Attributed to Charles Leander Weed (U.S., 1824-1903)

Giant Cedars at Nikko, Japan

Mammoth-plate salt print, circa 1860

17 x 21.5 inches

This mammoth-plate image of the majestic trees at the entrance to the famed shrine at Nikko must be among the very first photographs on paper made in Japan. Only Carleton E. Watkins and C. L. Weed are known to have made salt prints from negatives so large, and both quickly switched to albumen paper for their prints.

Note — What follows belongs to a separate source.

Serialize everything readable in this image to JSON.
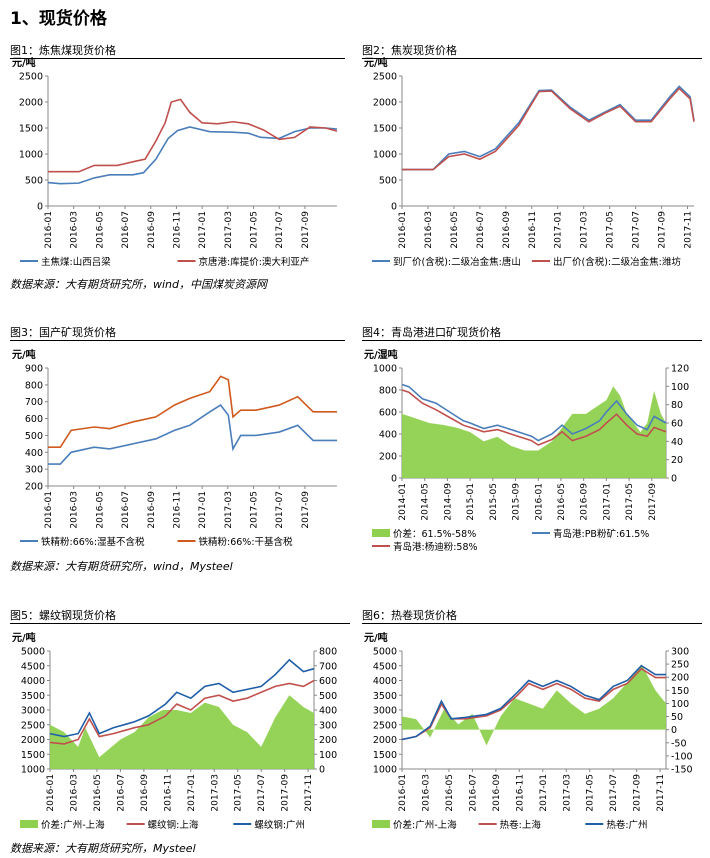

Weed made the first mammoth-plate images of Yosemite in 1859. The following year, he was sent to Asia to make negatives for his employer, the California photographer Robert H. Vance.

Vance was an entrepreneur who intended to publish Weed's photographs in the United States; he may have been encouraged in this enterprise by the recent treaty of friendship and commerce between the U.S. and Japan. (A newspaper in San Francisco urged Californians to take advantage of new trade opportunities in China and Japan, advising "The pear is nearly ripe and it should be plucked before it falls into the lap of some other nation.") Weed and two associates were dispatched to open a gallery in Hong Kong in the fall of 1860.

No other mammoth-plate salt print of Japan is known.

Attributed to C. L. Weed by the late Peter Palmquist, author of "California's Peripatetic Photographer, Charles Leander Weed," California History, vol. 58, no. 3, 1979.